Houston-based Stanford was a kind of a Madoff-lite, pulling off the same kind of Ponzi scam, promising too-good-to-be-true, risk-free returns to investors. The main differences: 1) the amount of money involved, and 2) the location of his victims. Stanford’s tentacles mainly stretched into Texas and Louisiana; Madoff had a lot of victims in the media centers of New York and Los Angeles.
The Stanford Group, which is accused of bilking Louisiana investors of more than $1 billion, was allowed to operate despite warnings to the federal Securities and Exchange Commission as early as 1999.
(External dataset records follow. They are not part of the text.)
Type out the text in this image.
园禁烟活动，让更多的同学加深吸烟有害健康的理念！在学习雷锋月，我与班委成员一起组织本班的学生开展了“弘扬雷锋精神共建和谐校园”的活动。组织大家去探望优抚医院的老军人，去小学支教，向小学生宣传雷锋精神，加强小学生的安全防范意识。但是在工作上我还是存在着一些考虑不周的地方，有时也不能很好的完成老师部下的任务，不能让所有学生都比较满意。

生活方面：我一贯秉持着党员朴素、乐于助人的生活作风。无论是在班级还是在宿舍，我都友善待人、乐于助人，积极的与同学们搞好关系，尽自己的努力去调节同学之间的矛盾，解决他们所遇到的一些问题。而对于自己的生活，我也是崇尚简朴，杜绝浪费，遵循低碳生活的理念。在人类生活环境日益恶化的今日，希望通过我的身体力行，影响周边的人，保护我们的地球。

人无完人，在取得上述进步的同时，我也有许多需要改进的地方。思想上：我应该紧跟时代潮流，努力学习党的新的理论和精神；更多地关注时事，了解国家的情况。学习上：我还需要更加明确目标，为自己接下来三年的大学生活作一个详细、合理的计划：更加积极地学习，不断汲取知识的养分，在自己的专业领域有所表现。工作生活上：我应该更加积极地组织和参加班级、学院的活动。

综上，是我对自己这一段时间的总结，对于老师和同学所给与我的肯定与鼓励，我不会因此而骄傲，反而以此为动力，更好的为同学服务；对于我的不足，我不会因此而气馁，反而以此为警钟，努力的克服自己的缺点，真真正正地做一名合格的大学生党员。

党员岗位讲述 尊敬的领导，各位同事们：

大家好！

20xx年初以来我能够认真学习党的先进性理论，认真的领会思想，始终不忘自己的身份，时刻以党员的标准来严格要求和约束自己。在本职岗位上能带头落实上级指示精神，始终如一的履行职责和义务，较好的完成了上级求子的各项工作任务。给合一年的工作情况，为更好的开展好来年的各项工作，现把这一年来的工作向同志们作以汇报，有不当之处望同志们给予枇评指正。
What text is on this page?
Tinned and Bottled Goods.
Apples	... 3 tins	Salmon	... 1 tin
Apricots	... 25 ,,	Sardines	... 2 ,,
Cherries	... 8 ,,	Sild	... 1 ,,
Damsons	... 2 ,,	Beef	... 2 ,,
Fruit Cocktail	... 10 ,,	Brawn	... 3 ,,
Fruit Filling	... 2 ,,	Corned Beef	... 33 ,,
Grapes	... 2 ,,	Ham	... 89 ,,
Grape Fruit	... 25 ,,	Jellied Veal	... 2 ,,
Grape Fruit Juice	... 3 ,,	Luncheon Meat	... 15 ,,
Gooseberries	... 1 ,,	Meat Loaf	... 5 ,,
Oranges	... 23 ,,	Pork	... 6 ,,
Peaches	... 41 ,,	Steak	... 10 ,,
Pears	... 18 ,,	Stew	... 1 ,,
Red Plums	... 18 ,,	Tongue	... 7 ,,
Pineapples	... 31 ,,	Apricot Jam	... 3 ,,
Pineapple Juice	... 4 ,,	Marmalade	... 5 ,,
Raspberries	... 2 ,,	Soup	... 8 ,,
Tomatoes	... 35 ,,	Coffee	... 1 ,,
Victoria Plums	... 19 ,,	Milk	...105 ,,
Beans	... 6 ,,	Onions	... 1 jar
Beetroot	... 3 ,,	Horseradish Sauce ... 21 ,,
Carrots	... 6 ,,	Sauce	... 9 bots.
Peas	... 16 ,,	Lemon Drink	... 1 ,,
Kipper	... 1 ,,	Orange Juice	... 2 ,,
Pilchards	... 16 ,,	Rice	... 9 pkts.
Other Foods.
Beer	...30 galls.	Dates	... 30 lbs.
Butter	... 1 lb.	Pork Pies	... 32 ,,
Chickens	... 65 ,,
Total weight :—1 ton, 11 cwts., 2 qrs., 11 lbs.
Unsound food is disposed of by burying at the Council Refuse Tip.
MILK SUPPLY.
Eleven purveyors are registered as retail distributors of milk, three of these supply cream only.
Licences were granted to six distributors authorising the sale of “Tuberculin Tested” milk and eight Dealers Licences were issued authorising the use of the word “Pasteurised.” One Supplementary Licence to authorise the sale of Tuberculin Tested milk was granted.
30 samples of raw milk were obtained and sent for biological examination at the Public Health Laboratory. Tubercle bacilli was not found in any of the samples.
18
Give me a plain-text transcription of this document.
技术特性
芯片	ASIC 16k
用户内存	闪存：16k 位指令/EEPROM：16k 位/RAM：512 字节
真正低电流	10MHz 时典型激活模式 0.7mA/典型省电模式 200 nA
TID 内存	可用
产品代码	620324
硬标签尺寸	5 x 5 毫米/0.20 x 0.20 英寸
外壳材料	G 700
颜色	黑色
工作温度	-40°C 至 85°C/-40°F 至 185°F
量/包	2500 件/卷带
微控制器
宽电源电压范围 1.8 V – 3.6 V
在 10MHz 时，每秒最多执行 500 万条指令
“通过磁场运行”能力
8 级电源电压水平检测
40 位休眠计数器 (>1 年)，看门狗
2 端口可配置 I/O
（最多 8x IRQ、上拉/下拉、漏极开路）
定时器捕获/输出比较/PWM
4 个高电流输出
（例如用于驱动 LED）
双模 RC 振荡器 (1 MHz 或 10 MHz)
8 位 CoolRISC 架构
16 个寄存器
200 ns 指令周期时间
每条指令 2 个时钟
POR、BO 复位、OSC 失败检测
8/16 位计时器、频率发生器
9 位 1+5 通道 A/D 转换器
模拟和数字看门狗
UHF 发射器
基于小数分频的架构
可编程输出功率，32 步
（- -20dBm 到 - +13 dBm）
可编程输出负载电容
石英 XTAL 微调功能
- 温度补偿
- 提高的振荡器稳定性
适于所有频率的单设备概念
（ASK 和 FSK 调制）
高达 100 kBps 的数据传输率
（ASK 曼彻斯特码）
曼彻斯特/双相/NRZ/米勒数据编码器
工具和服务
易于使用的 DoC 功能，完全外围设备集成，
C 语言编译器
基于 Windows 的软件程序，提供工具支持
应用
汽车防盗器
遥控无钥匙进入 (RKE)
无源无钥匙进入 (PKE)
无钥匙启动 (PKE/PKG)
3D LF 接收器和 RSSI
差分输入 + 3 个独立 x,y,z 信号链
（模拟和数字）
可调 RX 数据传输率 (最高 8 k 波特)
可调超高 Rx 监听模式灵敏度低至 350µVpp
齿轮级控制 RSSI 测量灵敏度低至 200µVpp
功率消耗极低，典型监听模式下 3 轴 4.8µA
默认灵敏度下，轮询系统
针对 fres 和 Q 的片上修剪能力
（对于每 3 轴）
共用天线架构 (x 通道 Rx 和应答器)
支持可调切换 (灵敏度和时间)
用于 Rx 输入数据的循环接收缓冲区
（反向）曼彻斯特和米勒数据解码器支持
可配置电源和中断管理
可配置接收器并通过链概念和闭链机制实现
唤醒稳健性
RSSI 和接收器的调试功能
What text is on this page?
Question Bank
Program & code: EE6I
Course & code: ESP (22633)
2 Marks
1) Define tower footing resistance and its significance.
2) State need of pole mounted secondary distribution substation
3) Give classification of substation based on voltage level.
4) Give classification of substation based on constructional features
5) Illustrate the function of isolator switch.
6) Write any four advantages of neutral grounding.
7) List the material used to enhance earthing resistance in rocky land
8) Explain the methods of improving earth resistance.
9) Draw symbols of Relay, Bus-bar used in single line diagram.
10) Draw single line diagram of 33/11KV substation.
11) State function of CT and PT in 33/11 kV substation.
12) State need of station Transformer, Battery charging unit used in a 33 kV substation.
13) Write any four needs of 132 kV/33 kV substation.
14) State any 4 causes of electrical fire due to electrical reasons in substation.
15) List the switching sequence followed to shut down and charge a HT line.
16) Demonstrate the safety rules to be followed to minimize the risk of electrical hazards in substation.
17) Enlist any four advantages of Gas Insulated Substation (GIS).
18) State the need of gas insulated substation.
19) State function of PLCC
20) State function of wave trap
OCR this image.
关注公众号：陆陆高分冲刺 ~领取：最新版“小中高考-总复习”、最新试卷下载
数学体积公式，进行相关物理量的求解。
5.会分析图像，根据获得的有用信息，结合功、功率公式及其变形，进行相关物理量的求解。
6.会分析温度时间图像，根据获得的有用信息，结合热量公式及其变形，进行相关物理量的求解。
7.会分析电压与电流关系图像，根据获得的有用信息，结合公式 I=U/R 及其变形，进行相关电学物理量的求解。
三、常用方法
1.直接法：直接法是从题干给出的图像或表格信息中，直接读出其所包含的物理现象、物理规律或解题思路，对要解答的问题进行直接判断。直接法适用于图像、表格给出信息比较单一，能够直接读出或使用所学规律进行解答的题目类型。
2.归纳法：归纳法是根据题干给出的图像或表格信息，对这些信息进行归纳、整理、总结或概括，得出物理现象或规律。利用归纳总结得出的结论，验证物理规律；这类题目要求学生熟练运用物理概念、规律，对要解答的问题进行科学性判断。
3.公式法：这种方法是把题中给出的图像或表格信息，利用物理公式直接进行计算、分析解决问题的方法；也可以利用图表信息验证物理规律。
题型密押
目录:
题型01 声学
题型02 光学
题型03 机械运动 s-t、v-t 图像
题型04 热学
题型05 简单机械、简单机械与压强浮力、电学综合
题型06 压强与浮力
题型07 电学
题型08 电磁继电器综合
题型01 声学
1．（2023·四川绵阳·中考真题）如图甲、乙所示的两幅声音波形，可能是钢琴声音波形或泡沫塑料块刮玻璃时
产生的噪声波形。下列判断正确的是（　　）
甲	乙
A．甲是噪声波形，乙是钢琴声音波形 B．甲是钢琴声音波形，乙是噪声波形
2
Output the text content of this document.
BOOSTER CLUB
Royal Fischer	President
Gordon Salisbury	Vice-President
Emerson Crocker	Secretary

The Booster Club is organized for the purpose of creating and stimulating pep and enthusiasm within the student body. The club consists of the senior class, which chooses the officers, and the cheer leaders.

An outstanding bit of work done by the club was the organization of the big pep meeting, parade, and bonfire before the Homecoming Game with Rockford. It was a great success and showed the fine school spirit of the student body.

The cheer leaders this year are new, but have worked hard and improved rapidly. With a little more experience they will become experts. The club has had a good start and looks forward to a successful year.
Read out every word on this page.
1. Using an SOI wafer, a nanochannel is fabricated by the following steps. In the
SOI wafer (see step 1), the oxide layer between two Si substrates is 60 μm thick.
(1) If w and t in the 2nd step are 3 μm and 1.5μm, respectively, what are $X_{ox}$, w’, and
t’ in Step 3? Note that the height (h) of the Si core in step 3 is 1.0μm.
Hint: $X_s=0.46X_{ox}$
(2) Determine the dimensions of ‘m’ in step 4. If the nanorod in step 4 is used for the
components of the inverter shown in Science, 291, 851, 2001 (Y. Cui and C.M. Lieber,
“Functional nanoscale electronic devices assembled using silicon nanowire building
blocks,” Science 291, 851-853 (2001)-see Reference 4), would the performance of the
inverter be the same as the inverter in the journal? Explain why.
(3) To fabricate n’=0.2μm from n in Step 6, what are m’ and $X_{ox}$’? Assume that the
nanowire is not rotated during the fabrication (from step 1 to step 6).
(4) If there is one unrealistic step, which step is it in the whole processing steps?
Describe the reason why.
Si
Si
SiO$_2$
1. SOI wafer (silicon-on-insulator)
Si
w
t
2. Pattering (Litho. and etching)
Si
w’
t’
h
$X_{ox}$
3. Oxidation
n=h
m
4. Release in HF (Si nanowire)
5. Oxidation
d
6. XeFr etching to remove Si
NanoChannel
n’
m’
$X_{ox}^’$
In a recent letter to SEC Chairwoman Mary L. Shapiro, U.S. Sen. David Vitter outlined a series of reports concerning possible fraud by the company over the last decade. The Louisiana Republican said his chief concern is getting relief for the estimated 1,000 Louisiana investors. But Vitter also wants to know how Stanford was able to operate despite the warnings.
“We’re asking all of those questions,” Vitter said. “We don’t want it to happen again.”
Vitter said he found that:
* Between 2001 and 2009, dozens of Stanford employees came forward reporting suspicions of fraud. In addition, the SEC received a warning from the Texas State Securities Board that activities of the Stanford Group of Companies, including its operations in Antigua, were likely fraudulent.
* Prior to the SEC giving the Stanford Group of Companies permission to sell certificates of deposit at Stanford International Bank-Antigua, starting in 2001, numerous government agencies had knowledge of fraudulent activities involving Stanford. The FBI, Drug Enforcement Agency and Internal Revenue Service all conducted investigations into Stanford’s international operations, Vitter said.
* Twice in 2007, the SEC fined the Stanford Group for failing to meet adequate capital requirements and providing “misleading, unfair and unbalanced information” about its certificates of deposit, according to the Financial Industry Regulatory Authority, an independent securities regulator.
In February, the SEC charged Robert Allen Stanford and three of his companies for orchestrating what they called a fraudulent, multibillion-dollar investment scheme. The operation centered on $9 billion in certificate of deposit and mutual fund programs to provide interest on customer investments.
So my question is, if the SEC can’t handle securities fraud when the evidence is placed right under their noses, why do we expect things to get better if we increase the scope of their authority?